Il mio coniuge può obbligarmi a vendere la mia quota?

La risposta breve è no, in genere il tuo coniuge non può obbligarti a vendere direttamente la tua quota aziendale. a loroMa la realtà è più sfumata. Durante il divorzio, il valore della tua quota nel VOF sarà quasi certamente trattato come un bene coniugale che dovrà essere diviso equamente.

Ecco il problema: se non si dispone di liquidità sufficiente per pagare al proprio ex coniuge la sua metà del valore dell'azienda, potrebbe intervenire un tribunale. Potrebbe ordinare la vendita dell'intera azienda a un terzo o addirittura il suo scioglimento, solo per garantire che i beni possano essere distribuiti equamente. Questo diventa un rischio reale se continuare a collaborare non è chiaramente un'opzione.

Chi è responsabile dei debiti VOF dopo la separazione?

Questo è un punto critico: la tua responsabilità per i debiti VOF è regolata dal diritto commerciale, non dal tuo accordo di divorzio.

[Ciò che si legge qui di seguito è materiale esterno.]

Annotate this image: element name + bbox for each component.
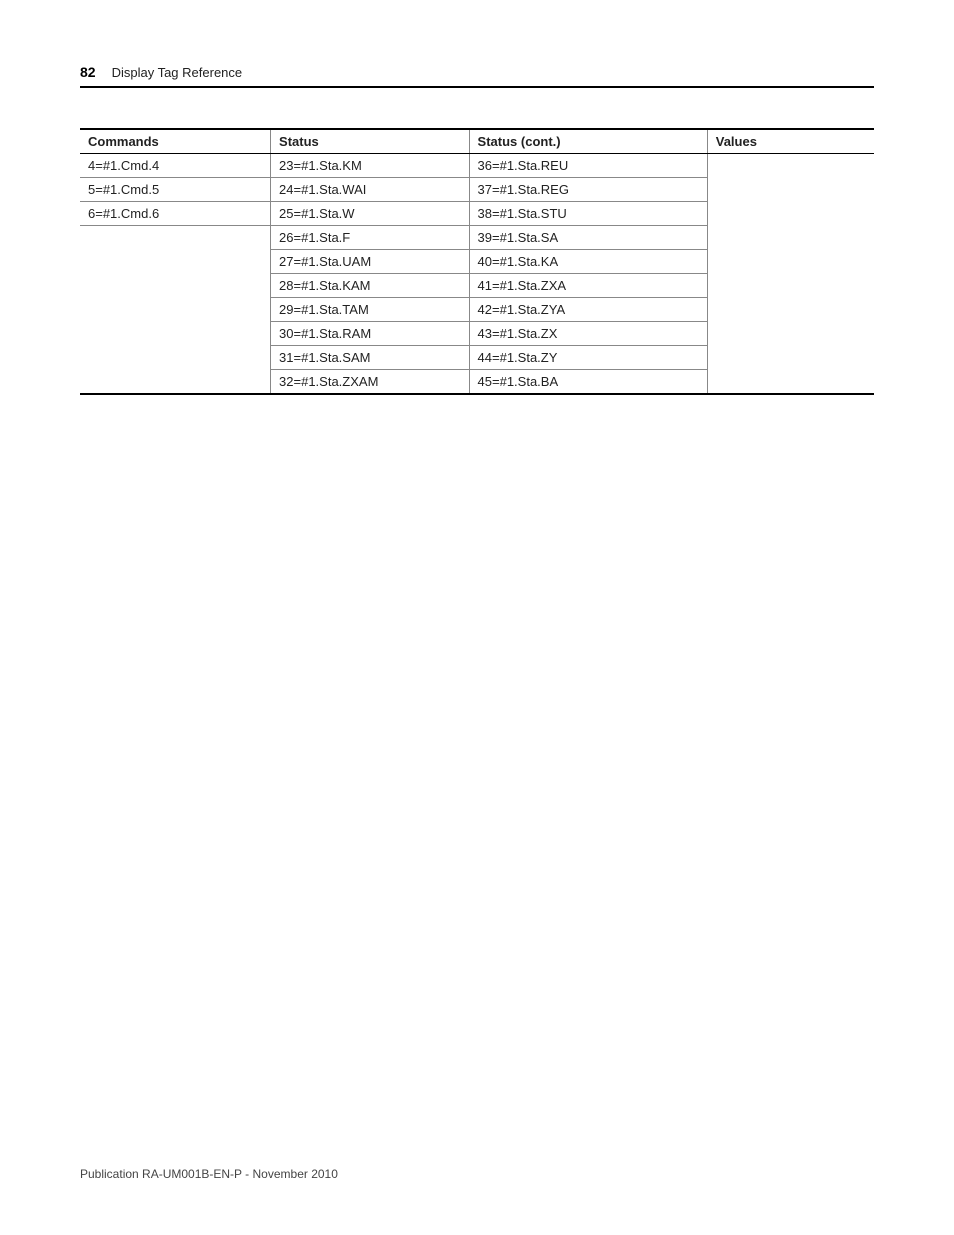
cell-commands: 4=#1.Cmd.4	[80, 154, 271, 178]
section-title: Display Tag Reference	[112, 65, 243, 80]
table-row: 28=#1.Sta.KAM 41=#1.Sta.ZXA	[80, 274, 874, 298]
cell-status-cont: 44=#1.Sta.ZY	[469, 346, 707, 370]
table-row: 5=#1.Cmd.5 24=#1.Sta.WAI 37=#1.Sta.REG	[80, 178, 874, 202]
cell-status: 26=#1.Sta.F	[271, 226, 470, 250]
col-header-status: Status	[271, 129, 470, 154]
table-row: 27=#1.Sta.UAM 40=#1.Sta.KA	[80, 250, 874, 274]
cell-status: 29=#1.Sta.TAM	[271, 298, 470, 322]
cell-status-cont: 37=#1.Sta.REG	[469, 178, 707, 202]
cell-status: 32=#1.Sta.ZXAM	[271, 370, 470, 395]
cell-status: 27=#1.Sta.UAM	[271, 250, 470, 274]
cell-commands	[80, 274, 271, 298]
cell-commands: 6=#1.Cmd.6	[80, 202, 271, 226]
cell-values	[707, 346, 874, 370]
table-row: 32=#1.Sta.ZXAM 45=#1.Sta.BA	[80, 370, 874, 395]
col-header-status-cont: Status (cont.)	[469, 129, 707, 154]
cell-status: 31=#1.Sta.SAM	[271, 346, 470, 370]
cell-values	[707, 202, 874, 226]
cell-values	[707, 250, 874, 274]
cell-values	[707, 370, 874, 395]
cell-values	[707, 226, 874, 250]
cell-status-cont: 39=#1.Sta.SA	[469, 226, 707, 250]
cell-status: 24=#1.Sta.WAI	[271, 178, 470, 202]
table-row: 30=#1.Sta.RAM 43=#1.Sta.ZX	[80, 322, 874, 346]
col-header-commands: Commands	[80, 129, 271, 154]
cell-status-cont: 45=#1.Sta.BA	[469, 370, 707, 395]
cell-values	[707, 274, 874, 298]
table-header-row: Commands Status Status (cont.) Values	[80, 129, 874, 154]
cell-status: 30=#1.Sta.RAM	[271, 322, 470, 346]
cell-status: 25=#1.Sta.W	[271, 202, 470, 226]
table-row: 4=#1.Cmd.4 23=#1.Sta.KM 36=#1.Sta.REU	[80, 154, 874, 178]
cell-values	[707, 298, 874, 322]
page-number: 82	[80, 64, 96, 80]
cell-values	[707, 154, 874, 178]
cell-status: 23=#1.Sta.KM	[271, 154, 470, 178]
publication-footer: Publication RA-UM001B-EN-P - November 20…	[80, 1167, 338, 1181]
cell-values	[707, 178, 874, 202]
cell-commands: 5=#1.Cmd.5	[80, 178, 271, 202]
cell-values	[707, 322, 874, 346]
col-header-values: Values	[707, 129, 874, 154]
cell-status: 28=#1.Sta.KAM	[271, 274, 470, 298]
table-row: 6=#1.Cmd.6 25=#1.Sta.W 38=#1.Sta.STU	[80, 202, 874, 226]
cell-status-cont: 41=#1.Sta.ZXA	[469, 274, 707, 298]
cell-status-cont: 40=#1.Sta.KA	[469, 250, 707, 274]
cell-commands	[80, 322, 271, 346]
cell-commands	[80, 250, 271, 274]
table-row: 26=#1.Sta.F 39=#1.Sta.SA	[80, 226, 874, 250]
tag-reference-table: Commands Status Status (cont.) Values 4=…	[80, 128, 874, 395]
running-head: 82 Display Tag Reference	[80, 64, 874, 88]
cell-commands	[80, 370, 271, 395]
cell-status-cont: 38=#1.Sta.STU	[469, 202, 707, 226]
cell-status-cont: 43=#1.Sta.ZX	[469, 322, 707, 346]
cell-commands	[80, 298, 271, 322]
cell-commands	[80, 346, 271, 370]
cell-status-cont: 36=#1.Sta.REU	[469, 154, 707, 178]
table-row: 29=#1.Sta.TAM 42=#1.Sta.ZYA	[80, 298, 874, 322]
cell-commands	[80, 226, 271, 250]
table-row: 31=#1.Sta.SAM 44=#1.Sta.ZY	[80, 346, 874, 370]
cell-status-cont: 42=#1.Sta.ZYA	[469, 298, 707, 322]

A causa di responsabilità solidale, entrambi rimanete 100% responsabile per tutti i debiti aziendali accumulati prima che il VOF venga ufficialmente sciolto o che il tuo ex partner venga formalmente rimosso.

Un errore comune e costoso è dare per scontato che l'accordo di divorzio ti protegga. Anche se il tuo accordo prevede che il tuo ex coniuge si occuperà di tutti i debiti aziendali, un creditore può comunque perseguirti legalmente in caso di inadempienza. I tuoi beni personali rimangono in gioco finché ogni debito non sarà saldato o formalmente ristrutturato con i tuoi creditori.

È possibile continuare a gestire l'azienda insieme?

Sì, è legalmente possibile mantenere la VOF unita, sia durante che dopo il divorzio. Tuttavia, questo percorso richiede un livello eccezionale di rispetto reciproco, fiducia e una comunicazione cristallina.

Se decidete di provare questa strada, è assolutamente essenziale redigere un nuovo accordo di partnership estremamente dettagliato. Questo documento deve delineare il vostro futuro rapporto professionale, completamente separato dalla vostra storia personale. È un percorso impegnativo e, francamente, consigliato solo alle coppie che riescono a mantenere una dinamica lavorativa funzionale e professionale.